Intelligence Artificielle : peut-elle booster le commerce et l’améliorer ?

Intelligence Artificielle

À l’ère du 2.0, l’IA (Intelligence Artificielle) s’invite dans tous les domaines. Mais qu’en est-il du commerce ? Comment cette technologie révolutionne-t-elle cette industrie ? Entre l’optimisation des services, le gain de temps considérable et la réduction des coûts, voyons les divers avantages de l’IA dans le commerce.

 

Des applications concrètes qui transforment les métiers

Selon l’économiste Philippe Moati, « l’intelligence artificielle peut redonner du tonus au business ». Par ailleurs, Christian Pimont rajoute que cela peut aider les gros acteurs qui ont perdu leur vélocité, à reprendre la main. Il estime que ces données offrent une approche différente du métier sans remettre en cause la qualité. Il s’agirait plutôt d’un « accélérateur d’évolution », rendant le commerce plus efficace et rapide.

 

Les chaines de grande distribution et l’Intelligence Artificielle

Certaines enseignes ont d’ailleurs joué la carte du Machine Learning en se tournant vers les géants de la tech. Carrefour a ainsi expérimenté 70 Use Cases prioritaires. Le distributeur avait noué un partenariat avec le géant Google il y a un an. Cela concerne ainsi :

La prévention des ruptures en linéaires ;

La personnalisation des coupons ;

L’optimisation en commerce de proximité ;

Les prévisions des ventes e-commerce pour mieux préparer les commandes ;

L’analyse automatisée de l’assortiment.

 

Intelligence Artificielle : scruter les ventes en ligne et hors ligne

L’Intelligence Artificielle est également mise à profit pour prédire les produits à fort potentiel.

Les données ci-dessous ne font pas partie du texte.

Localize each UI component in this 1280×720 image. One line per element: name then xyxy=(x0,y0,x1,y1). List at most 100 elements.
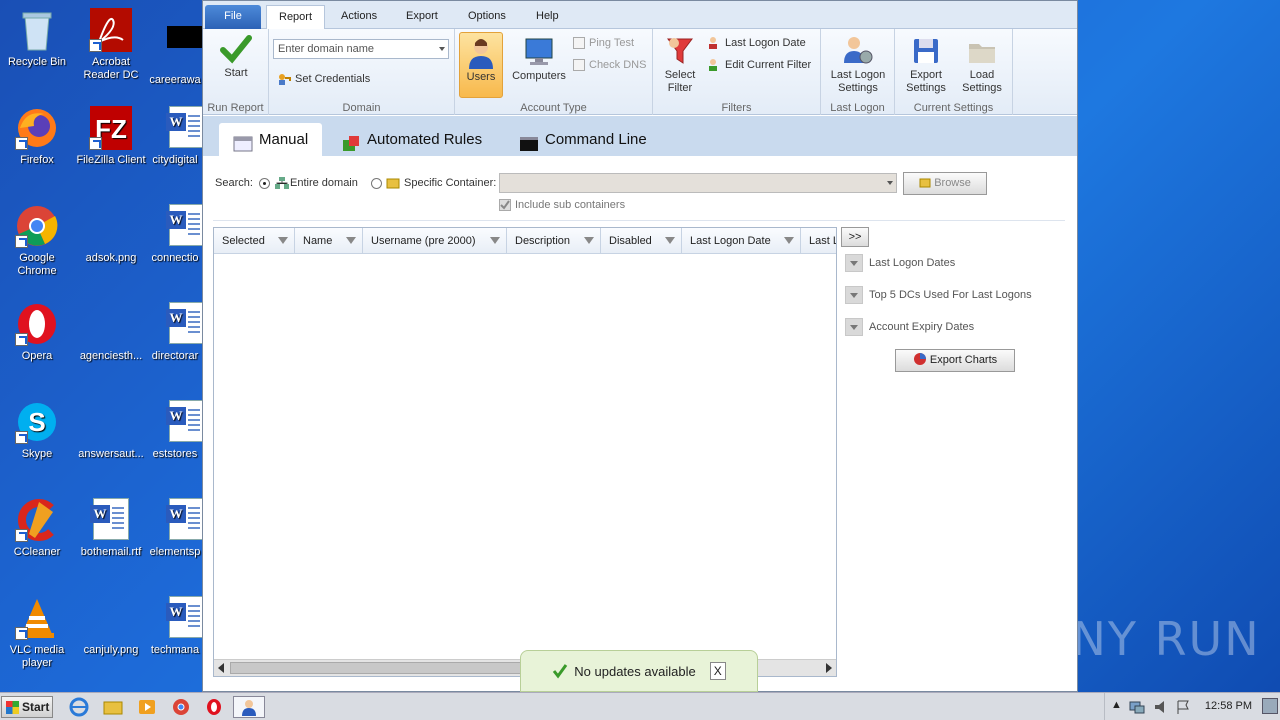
show-hidden-icons[interactable]: ▲ xyxy=(1111,699,1122,711)
column-selected[interactable]: Selected xyxy=(214,228,295,254)
tab-manual[interactable]: Manual xyxy=(219,123,323,156)
filter-icon[interactable] xyxy=(278,237,288,244)
edit-current-filter-button[interactable]: Edit Current Filter xyxy=(707,58,811,72)
last-logon-settings-button[interactable]: Last Logon Settings xyxy=(825,35,891,95)
opera-taskbar-icon[interactable] xyxy=(203,697,225,717)
image-file-icon xyxy=(89,596,133,640)
checkmark-icon xyxy=(553,664,568,679)
desktop-icon-recycle-bin[interactable]: Recycle Bin xyxy=(0,8,74,69)
desktop-icon-citydigital[interactable]: W citydigital xyxy=(148,106,202,167)
floppy-disk-icon xyxy=(910,35,942,67)
desktop-icon-canjuly[interactable]: canjuly.png xyxy=(74,596,148,657)
column-description[interactable]: Description xyxy=(507,228,601,254)
select-filter-button[interactable]: Select Filter xyxy=(659,35,701,95)
desktop-icon-agenciesth[interactable]: agenciesth... xyxy=(74,302,148,363)
domain-combo[interactable]: Enter domain name xyxy=(273,39,449,59)
desktop-icon-ccleaner[interactable]: CCleaner xyxy=(0,498,74,559)
start-button[interactable]: Start xyxy=(217,33,255,80)
desktop-icon-careerawa[interactable]: careerawa xyxy=(148,8,202,87)
container-combo[interactable] xyxy=(499,173,897,193)
desktop-icon-chrome[interactable]: Google Chrome xyxy=(0,204,74,278)
desktop-icon-adsok[interactable]: adsok.png xyxy=(74,204,148,265)
explorer-folder-icon[interactable] xyxy=(102,697,124,717)
desktop-icon-answersaut[interactable]: answersaut... xyxy=(74,400,148,461)
column-last-l[interactable]: Last L xyxy=(801,228,836,254)
set-credentials-button[interactable]: Set Credentials xyxy=(277,72,370,86)
entire-domain-radio[interactable]: Entire domain xyxy=(259,176,358,190)
desktop-icon-skype[interactable]: S Skype xyxy=(0,400,74,461)
desktop-icon-eststores[interactable]: W eststores xyxy=(148,400,202,461)
tab-actions[interactable]: Actions xyxy=(329,5,389,29)
filter-icon[interactable] xyxy=(490,237,500,244)
tab-command-line[interactable]: Command Line xyxy=(505,123,661,156)
export-charts-button[interactable]: Export Charts xyxy=(895,349,1015,372)
last-logon-dates-expander[interactable]: Last Logon Dates xyxy=(845,254,955,272)
action-center-flag-icon[interactable] xyxy=(1175,699,1191,715)
desktop-icon-vlc[interactable]: VLC media player xyxy=(0,596,74,670)
filter-icon[interactable] xyxy=(584,237,594,244)
word-document-icon: W xyxy=(153,498,202,542)
users-button[interactable]: Users xyxy=(459,32,503,98)
load-settings-button[interactable]: Load Settings xyxy=(957,35,1007,95)
show-desktop-button[interactable] xyxy=(1262,698,1278,714)
filter-icon[interactable] xyxy=(665,237,675,244)
check-dns-checkbox[interactable]: Check DNS xyxy=(573,59,646,71)
volume-icon[interactable] xyxy=(1153,699,1169,715)
column-last-logon-date[interactable]: Last Logon Date xyxy=(682,228,801,254)
column-name[interactable]: Name xyxy=(295,228,363,254)
column-username[interactable]: Username (pre 2000) xyxy=(363,228,507,254)
chrome-taskbar-icon[interactable] xyxy=(170,697,192,717)
window-icon xyxy=(233,131,253,152)
ribbon: Start Run Report Enter domain name Set C… xyxy=(203,29,1077,115)
network-icon[interactable] xyxy=(1129,699,1145,715)
specific-container-radio[interactable]: Specific Container: xyxy=(371,176,496,190)
desktop-icon-opera[interactable]: Opera xyxy=(0,302,74,363)
word-document-icon: W xyxy=(89,498,133,542)
tab-export[interactable]: Export xyxy=(394,5,450,29)
word-document-icon: W xyxy=(153,302,202,346)
update-notification: No updates available X xyxy=(520,650,758,692)
scroll-left-icon[interactable] xyxy=(218,663,224,673)
scroll-thumb[interactable] xyxy=(230,662,535,674)
tab-help[interactable]: Help xyxy=(524,5,571,29)
ie-icon[interactable] xyxy=(68,697,90,717)
filter-icon[interactable] xyxy=(346,237,356,244)
expand-charts-button[interactable]: >> xyxy=(841,227,869,247)
last-logon-date-filter[interactable]: Last Logon Date xyxy=(707,36,806,50)
computers-button[interactable]: Computers xyxy=(509,36,569,83)
close-notification-button[interactable]: X xyxy=(709,662,726,680)
account-expiry-expander[interactable]: Account Expiry Dates xyxy=(845,318,974,336)
desktop-icon-directorar[interactable]: W directorar xyxy=(148,302,202,363)
scroll-right-icon[interactable] xyxy=(826,663,832,673)
results-grid[interactable]: Selected Name Username (pre 2000) Descri… xyxy=(213,227,837,677)
chart-export-icon xyxy=(913,353,926,365)
export-settings-button[interactable]: Export Settings xyxy=(901,35,951,95)
ping-test-checkbox[interactable]: Ping Test xyxy=(573,37,634,49)
start-button-taskbar[interactable]: Start xyxy=(1,696,53,718)
desktop-icon-firefox[interactable]: Firefox xyxy=(0,106,74,167)
browse-button[interactable]: Browse xyxy=(903,172,987,195)
desktop-icon-filezilla[interactable]: FZ FileZilla Client xyxy=(74,106,148,167)
image-file-icon xyxy=(89,204,133,248)
tab-file[interactable]: File xyxy=(205,5,261,29)
tab-report[interactable]: Report xyxy=(266,5,326,29)
top5-dcs-expander[interactable]: Top 5 DCs Used For Last Logons xyxy=(845,286,1032,304)
media-player-icon[interactable] xyxy=(136,697,158,717)
desktop-icon-elementsp[interactable]: W elementsp xyxy=(148,498,202,559)
filter-icon xyxy=(664,35,696,67)
desktop-icon-acrobat[interactable]: Acrobat Reader DC xyxy=(74,8,148,82)
manual-panel: Search: Entire domain Specific Container… xyxy=(203,156,1077,691)
desktop-icon-bothemail[interactable]: W bothemail.rtf xyxy=(74,498,148,559)
image-file-icon xyxy=(89,302,133,346)
filter-icon[interactable] xyxy=(784,237,794,244)
desktop-icon-techmana[interactable]: W techmana xyxy=(148,596,202,657)
tab-automated-rules[interactable]: Automated Rules xyxy=(327,123,496,156)
app-taskbar-button[interactable] xyxy=(233,696,265,718)
group-current-settings: Export Settings Load Settings Current Se… xyxy=(895,29,1013,115)
include-sub-containers-checkbox[interactable]: Include sub containers xyxy=(499,199,625,211)
tab-options[interactable]: Options xyxy=(456,5,518,29)
subtab-bar: Manual Automated Rules Command Line xyxy=(203,116,1077,156)
column-disabled[interactable]: Disabled xyxy=(601,228,682,254)
clock[interactable]: 12:58 PM xyxy=(1205,700,1252,712)
desktop-icon-connectio[interactable]: W connectio xyxy=(148,204,202,265)
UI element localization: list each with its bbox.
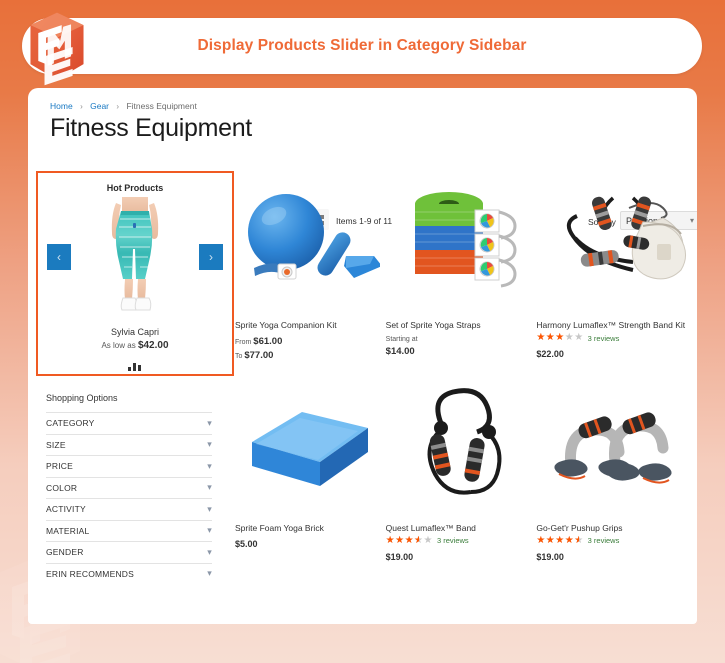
filter-row[interactable]: GENDER ▾ — [46, 541, 212, 563]
product-rating[interactable]: ★★★★★★★★★★ 3 reviews — [536, 333, 687, 343]
price-to-label: To — [235, 352, 243, 360]
product-card[interactable]: Set of Sprite Yoga Straps Starting at $14.… — [386, 166, 537, 363]
chevron-down-icon: ▾ — [207, 417, 212, 428]
hot-products-stage: ‹ › — [38, 197, 232, 325]
browser-content-card: Home › Gear › Fitness Equipment Fitness … — [28, 88, 697, 624]
filter-label: CATEGORY — [46, 418, 95, 429]
hot-price-value: $42.00 — [137, 340, 169, 351]
hot-price-prefix: As low as — [101, 341, 136, 350]
product-card[interactable]: Harmony Lumaflex™ Strength Band Kit ★★★★★… — [536, 166, 687, 363]
breadcrumb-gear[interactable]: Gear — [90, 101, 109, 111]
filter-row[interactable]: CATEGORY ▾ — [46, 412, 212, 434]
product-card[interactable]: Go-Get'r Pushup Grips★★★★★★★★★★ 3 reviews… — [536, 369, 687, 562]
chevron-down-icon: ▾ — [207, 525, 212, 536]
price-from-label: From — [235, 339, 252, 346]
filter-label: PRICE — [46, 461, 73, 472]
product-price: $19.00 — [536, 551, 564, 562]
review-count[interactable]: 3 reviews — [588, 334, 620, 343]
yoga-ball-roller-block-block-icon[interactable] — [235, 166, 386, 318]
page-banner: Display Products Slider in Category Side… — [22, 18, 702, 74]
chevron-down-icon: ▾ — [207, 568, 212, 579]
bar-chart-icon — [38, 358, 232, 376]
review-count[interactable]: 3 reviews — [588, 536, 620, 545]
resistance-band-icon[interactable] — [386, 369, 537, 521]
filter-row[interactable]: SIZE ▾ — [46, 433, 212, 456]
slider-next-button[interactable]: › — [199, 244, 223, 270]
chevron-down-icon: ▾ — [207, 460, 212, 471]
breadcrumb-separator-icon: › — [116, 102, 120, 111]
chevron-down-icon: ▾ — [207, 482, 212, 493]
product-name[interactable]: Harmony Lumaflex™ Strength Band Kit — [536, 320, 687, 330]
product-name[interactable]: Set of Sprite Yoga Straps — [386, 320, 537, 330]
product-name[interactable]: Go-Get'r Pushup Grips — [536, 523, 687, 533]
fme-logo-icon — [30, 12, 84, 86]
product-price: Starting at $14.00 — [386, 335, 537, 359]
shopping-options-title: Shopping Options — [46, 393, 118, 403]
foam-yoga-brick-icon[interactable] — [235, 369, 386, 521]
hot-product-name[interactable]: Sylvia Capri — [38, 327, 232, 337]
banner-title: Display Products Slider in Category Side… — [197, 37, 527, 54]
filter-label: MATERIAL — [46, 525, 90, 536]
product-name[interactable]: Sprite Yoga Companion Kit — [235, 320, 386, 330]
filter-row[interactable]: ACTIVITY ▾ — [46, 498, 212, 520]
star-rating-icon: ★★★★★★★★★★ — [385, 534, 433, 546]
product-rating[interactable]: ★★★★★★★★★★ 3 reviews — [536, 534, 687, 546]
price-starting-value: $14.00 — [385, 346, 415, 358]
price-from-value: $61.00 — [253, 336, 283, 347]
product-rating[interactable]: ★★★★★★★★★★ 3 reviews — [385, 534, 537, 546]
filter-label: ERIN RECOMMENDS — [46, 568, 135, 579]
product-card[interactable]: Sprite Yoga Companion Kit From $61.00 To $… — [235, 166, 386, 363]
yoga-straps-icon[interactable] — [386, 166, 537, 318]
slider-prev-button[interactable]: ‹ — [47, 244, 71, 270]
chevron-down-icon: ▾ — [207, 503, 212, 514]
star-rating-icon: ★★★★★★★★★★ — [536, 534, 584, 546]
price-starting-label: Starting at — [385, 336, 418, 343]
filter-row[interactable]: MATERIAL ▾ — [46, 519, 212, 542]
product-card[interactable]: Quest Lumaflex™ Band★★★★★★★★★★ 3 reviews $… — [386, 369, 537, 562]
product-price: $19.00 — [385, 551, 414, 562]
filter-row[interactable]: PRICE ▾ — [46, 455, 212, 477]
filter-label: ACTIVITY — [46, 504, 86, 515]
filter-row[interactable]: COLOR ▾ — [46, 476, 212, 499]
filter-list: CATEGORY ▾ SIZE ▾ PRICE ▾ COLOR ▾ ACTIVITY ▾ MATER… — [46, 412, 212, 584]
product-price: $22.00 — [536, 349, 564, 359]
breadcrumb-separator-icon: › — [80, 102, 83, 111]
product-price: $5.00 — [235, 538, 258, 549]
breadcrumb-home[interactable]: Home — [50, 101, 73, 111]
breadcrumb: Home › Gear › Fitness Equipment — [50, 101, 197, 111]
hot-products-slider: Hot Products ‹ › Sylvia Capri As low as … — [36, 171, 234, 376]
hot-products-title: Hot Products — [106, 183, 164, 193]
filter-label: SIZE — [46, 439, 66, 450]
breadcrumb-current: Fitness Equipment — [126, 101, 197, 111]
hot-product-price: As low as $42.00 — [38, 340, 232, 351]
chevron-down-icon: ▾ — [207, 439, 212, 450]
price-to-value: $77.00 — [244, 349, 274, 361]
pushup-grips-icon[interactable] — [536, 369, 687, 521]
review-count[interactable]: 3 reviews — [437, 536, 469, 545]
shopping-options-panel: Shopping Options CATEGORY ▾ SIZE ▾ PRICE ▾ COL… — [46, 393, 212, 584]
product-card[interactable]: Sprite Foam Yoga Brick $5.00 — [235, 369, 386, 562]
filter-label: COLOR — [46, 482, 78, 493]
product-grid: Sprite Yoga Companion Kit From $61.00 To $… — [235, 166, 687, 562]
chevron-down-icon: ▾ — [207, 546, 212, 557]
star-rating-icon: ★★★★★★★★★★ — [536, 332, 584, 343]
filter-label: GENDER — [46, 547, 84, 558]
product-name[interactable]: Sprite Foam Yoga Brick — [235, 523, 386, 533]
product-name[interactable]: Quest Lumaflex™ Band — [386, 523, 537, 533]
resistance-band-kit-icon[interactable] — [536, 166, 687, 318]
sylvia-capri-product-image[interactable] — [96, 197, 174, 325]
chevron-down-icon: ▾ — [689, 216, 694, 225]
product-price: From $61.00 To $77.00 — [235, 335, 386, 363]
filter-row[interactable]: ERIN RECOMMENDS ▾ — [46, 562, 212, 585]
page-title: Fitness Equipment — [50, 114, 252, 142]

En effet, il est possible de mettre au point un algorithme capable de scruter les ventes en ligne et hors ligne. Ce dernier serait capable de détecter des signaux sur certains produits dont la vente est plus « discrète ». Le but est alors d’améliorer le marketing de ces « best-sellers qui ne se voient pas » en relayant l’information aux magasins concernés.

 

Future Score : un outil pour identifier les futurs best-sellers

Future Score est une plateforme SAAS immédiatement accessible. Baptisée la « Tinder » des produits, cette dernière analyse le comportement des potentiels clients afin de repérer les futurs best-sellers. Le Machine Learning analyse les erreurs et se combine à l’expertise des acheteurs. Par ailleurs, Eram travaille en collaboration avec Datakalab pour déterminer, en monitorant l’eye tracking sur des clients volontaires. Ainsi, les produits qui génèrent l’émotion et méritent un merchandising différent.

 

Optimiser les stocks et générer moins d’invendus

Un autre objectif de l’Intelligence Artificielle dans le commerce est de limiter le gaspillage. Pour cela, il est possible d’optimiser les stocks et se retrouver ainsi devant moins d’invendus. À titre d’exemple, Auchan est parvenu à réduire de 10 tonnes la nourriture gaspillée grâce à un outil d’optimisation basé sur l’Intelligence Artificielle.

 

Le pouvoir prédictif des réseaux sociaux

La start-up Heuritech, quant à elle, est spécialisée en reconnaissance d’images. Elle a alors mis sur pied une solution pour scruter les tendances émergentes sur les réseaux sociaux afin d’anticiper la demande. « 75% des achats sont influencés par les réseaux sociaux », explique Tony Pinville, CEO. Selon lui, si on suit les bonnes personnes sur Instagram, on anticipe de six à neuf mois les ventes futures. Résultat : des stocks et des erreurs minimes.

 

L’IA, un simple outil au service d’une profonde mutation

Toutefois, il faut garder en tête que l’intelligence artificielle sert avant tout à améliorer des choses qui existent déjà. Le Machine Learning, bien qu’il doive être au cœur de l’agenda des distributeurs, n’est pas une fin en soi. C’est en tout cas ce qu’explique François Loviton, vice-président chez Google France. En résumé, il faudrait maintenir un équilibre entre automatisation, rapidité et praticité.

 

Jean-François Gomez, Microsoft France, « l’intelligence artificielle doit servir à augmenter l’ingéniosité, à former les collaborateurs, qui doivent redevenir des commerçants, et non des opérateurs en surface de vente ».